I really wanted to know if a cake could come together so easily and how good could it taste? I love it. It’s very simple to prepare and it tastes amazing, it’s rich but not too dense, moist and light and above all it is chocolaty, it’s not one of those cakes that looks like chocolate, and it’s called chocolate, but doesn’t taste like chocolate. This is the real deal chocolate cake!
The original recipe called for an 8” square baking dish. I didn’t have one that size other than my 9” round so I took a chance with my loaf pan. I did have to bake it a bit longer, and it did, er, collapse quite a bit as it cooled, but once I tasted it I really didn’t care about the funky shape, it was simply amazing.

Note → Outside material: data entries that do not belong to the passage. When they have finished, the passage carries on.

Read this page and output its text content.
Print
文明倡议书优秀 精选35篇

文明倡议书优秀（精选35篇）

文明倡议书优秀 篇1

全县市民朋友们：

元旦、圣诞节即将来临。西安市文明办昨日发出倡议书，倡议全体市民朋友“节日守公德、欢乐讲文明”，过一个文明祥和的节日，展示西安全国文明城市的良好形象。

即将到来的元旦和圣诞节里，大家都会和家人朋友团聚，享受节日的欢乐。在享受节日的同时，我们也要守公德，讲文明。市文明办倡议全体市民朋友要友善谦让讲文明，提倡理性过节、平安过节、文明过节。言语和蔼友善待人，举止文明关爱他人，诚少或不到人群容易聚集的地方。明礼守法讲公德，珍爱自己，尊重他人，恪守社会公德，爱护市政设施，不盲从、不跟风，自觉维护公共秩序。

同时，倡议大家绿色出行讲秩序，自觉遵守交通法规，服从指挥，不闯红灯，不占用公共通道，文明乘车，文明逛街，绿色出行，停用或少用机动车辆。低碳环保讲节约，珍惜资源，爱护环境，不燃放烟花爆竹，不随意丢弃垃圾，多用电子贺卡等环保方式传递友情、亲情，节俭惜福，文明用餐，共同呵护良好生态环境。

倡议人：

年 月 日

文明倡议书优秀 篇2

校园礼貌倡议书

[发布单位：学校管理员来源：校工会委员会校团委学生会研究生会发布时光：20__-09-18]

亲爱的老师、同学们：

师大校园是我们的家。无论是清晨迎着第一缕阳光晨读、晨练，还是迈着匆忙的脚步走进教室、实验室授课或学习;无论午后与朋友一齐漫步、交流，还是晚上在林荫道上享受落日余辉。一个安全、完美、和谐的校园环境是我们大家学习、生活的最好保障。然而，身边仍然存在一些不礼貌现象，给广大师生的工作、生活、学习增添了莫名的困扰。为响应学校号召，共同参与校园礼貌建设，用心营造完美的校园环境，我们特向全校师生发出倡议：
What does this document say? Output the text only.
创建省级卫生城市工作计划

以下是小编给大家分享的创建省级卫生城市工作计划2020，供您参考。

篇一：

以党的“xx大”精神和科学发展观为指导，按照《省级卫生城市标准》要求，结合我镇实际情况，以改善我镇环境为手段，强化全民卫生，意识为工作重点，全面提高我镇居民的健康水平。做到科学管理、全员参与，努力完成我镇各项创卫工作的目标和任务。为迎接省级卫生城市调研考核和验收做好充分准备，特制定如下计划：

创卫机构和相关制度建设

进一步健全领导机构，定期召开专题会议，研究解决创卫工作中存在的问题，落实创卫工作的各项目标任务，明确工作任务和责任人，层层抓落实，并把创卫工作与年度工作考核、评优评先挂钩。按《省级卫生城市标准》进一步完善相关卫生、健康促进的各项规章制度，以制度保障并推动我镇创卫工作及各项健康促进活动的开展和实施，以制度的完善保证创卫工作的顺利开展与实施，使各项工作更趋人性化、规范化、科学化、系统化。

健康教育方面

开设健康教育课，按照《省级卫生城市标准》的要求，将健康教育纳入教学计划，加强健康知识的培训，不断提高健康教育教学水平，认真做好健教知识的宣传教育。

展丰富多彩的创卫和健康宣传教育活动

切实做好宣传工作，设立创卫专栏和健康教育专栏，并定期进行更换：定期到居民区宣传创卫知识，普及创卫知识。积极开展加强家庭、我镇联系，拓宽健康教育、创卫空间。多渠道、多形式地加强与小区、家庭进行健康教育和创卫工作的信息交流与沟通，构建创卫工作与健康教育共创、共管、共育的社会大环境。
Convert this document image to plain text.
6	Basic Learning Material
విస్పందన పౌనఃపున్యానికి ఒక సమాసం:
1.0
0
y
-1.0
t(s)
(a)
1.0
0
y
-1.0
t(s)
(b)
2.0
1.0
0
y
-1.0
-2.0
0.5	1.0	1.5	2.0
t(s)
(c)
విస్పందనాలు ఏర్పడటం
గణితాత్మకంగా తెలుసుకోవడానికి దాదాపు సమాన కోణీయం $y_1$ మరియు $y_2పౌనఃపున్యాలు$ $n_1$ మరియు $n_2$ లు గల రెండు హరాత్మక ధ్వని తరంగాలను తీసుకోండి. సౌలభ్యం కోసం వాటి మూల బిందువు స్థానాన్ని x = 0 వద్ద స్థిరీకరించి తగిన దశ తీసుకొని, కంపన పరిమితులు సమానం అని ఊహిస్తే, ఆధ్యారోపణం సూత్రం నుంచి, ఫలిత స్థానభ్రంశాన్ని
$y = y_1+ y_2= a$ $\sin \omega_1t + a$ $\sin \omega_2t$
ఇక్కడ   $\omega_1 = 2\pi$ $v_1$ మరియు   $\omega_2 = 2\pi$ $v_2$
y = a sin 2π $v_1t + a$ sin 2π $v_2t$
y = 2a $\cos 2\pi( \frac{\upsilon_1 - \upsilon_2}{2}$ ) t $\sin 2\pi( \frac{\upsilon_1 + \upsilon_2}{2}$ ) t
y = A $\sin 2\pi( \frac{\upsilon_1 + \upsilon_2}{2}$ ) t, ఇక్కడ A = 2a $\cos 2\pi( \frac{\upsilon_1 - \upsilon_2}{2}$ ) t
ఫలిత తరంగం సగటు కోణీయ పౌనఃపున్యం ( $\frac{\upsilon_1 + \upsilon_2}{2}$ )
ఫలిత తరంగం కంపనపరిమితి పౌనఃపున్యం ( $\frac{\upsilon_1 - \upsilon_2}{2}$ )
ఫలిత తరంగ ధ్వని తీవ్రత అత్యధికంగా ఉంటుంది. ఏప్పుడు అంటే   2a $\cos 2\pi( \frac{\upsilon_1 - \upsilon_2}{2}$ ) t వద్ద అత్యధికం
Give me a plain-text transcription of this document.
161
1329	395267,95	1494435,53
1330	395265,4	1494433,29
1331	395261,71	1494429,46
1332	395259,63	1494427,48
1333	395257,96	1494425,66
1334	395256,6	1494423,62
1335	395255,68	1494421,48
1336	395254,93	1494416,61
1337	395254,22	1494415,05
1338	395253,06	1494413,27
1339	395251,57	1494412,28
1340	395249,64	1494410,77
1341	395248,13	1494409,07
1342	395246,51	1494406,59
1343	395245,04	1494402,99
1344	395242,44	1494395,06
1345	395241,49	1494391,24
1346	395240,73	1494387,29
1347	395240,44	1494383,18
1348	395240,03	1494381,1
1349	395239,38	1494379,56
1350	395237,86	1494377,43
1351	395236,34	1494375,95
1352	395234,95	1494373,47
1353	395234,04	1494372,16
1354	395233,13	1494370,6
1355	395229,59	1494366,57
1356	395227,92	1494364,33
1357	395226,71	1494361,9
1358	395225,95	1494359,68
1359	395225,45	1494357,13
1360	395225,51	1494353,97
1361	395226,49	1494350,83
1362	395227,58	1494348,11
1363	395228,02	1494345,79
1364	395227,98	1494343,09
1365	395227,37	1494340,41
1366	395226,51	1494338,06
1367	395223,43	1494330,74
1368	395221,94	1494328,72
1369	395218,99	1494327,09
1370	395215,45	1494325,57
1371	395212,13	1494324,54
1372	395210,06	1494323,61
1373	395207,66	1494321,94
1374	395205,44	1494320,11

So you’ll probably want to go with the square pan as indicated in the recipe and the aesthetics should work out fine.
The photo below, of the cake in the loaf pan, was right out of the oven, after about 30 minutes it just sank in the middle, so needless to say these photos were a bit of a challenge. I did see that on Bea’s other chocolate cake recipe, which is very similar, that the eggs are separated and the whites are whipped prior to adding, so that may help with the volume of the cake as that one was prepared in a loaf pan.
(adapted from La Tartine Gourmande)
- 7 ounces dark chocolate (I used 72% cacao)
- 7 ounces unsalted butter
- 5 large eggs
- 8 ounces fine sugar (I used 6 ounces)
- 1 Tbsp all-purpose flour
Preheat your oven at 375 F.
Melt the chocolate and butter pieces in a double boiler, stirring until both are melted and combined.
Transfer the chocolate mixture into a bowl and add the sugar. Mix well and set aside to cool.
Add the eggs one at a time to the cooled chocolate mixture, stirring well between each.
Add the flour and mix until incorporated.
Pour the batter in a square 8″ mold lined with a sheet of parchment paper. Place in the oven for 25 to 30 minutes*. When shaking the cake gently, the middle should still be a little soft. Remove from the oven and let completely cool on a cooling rack.
*I used a loaf pan and baked for 35 minutes.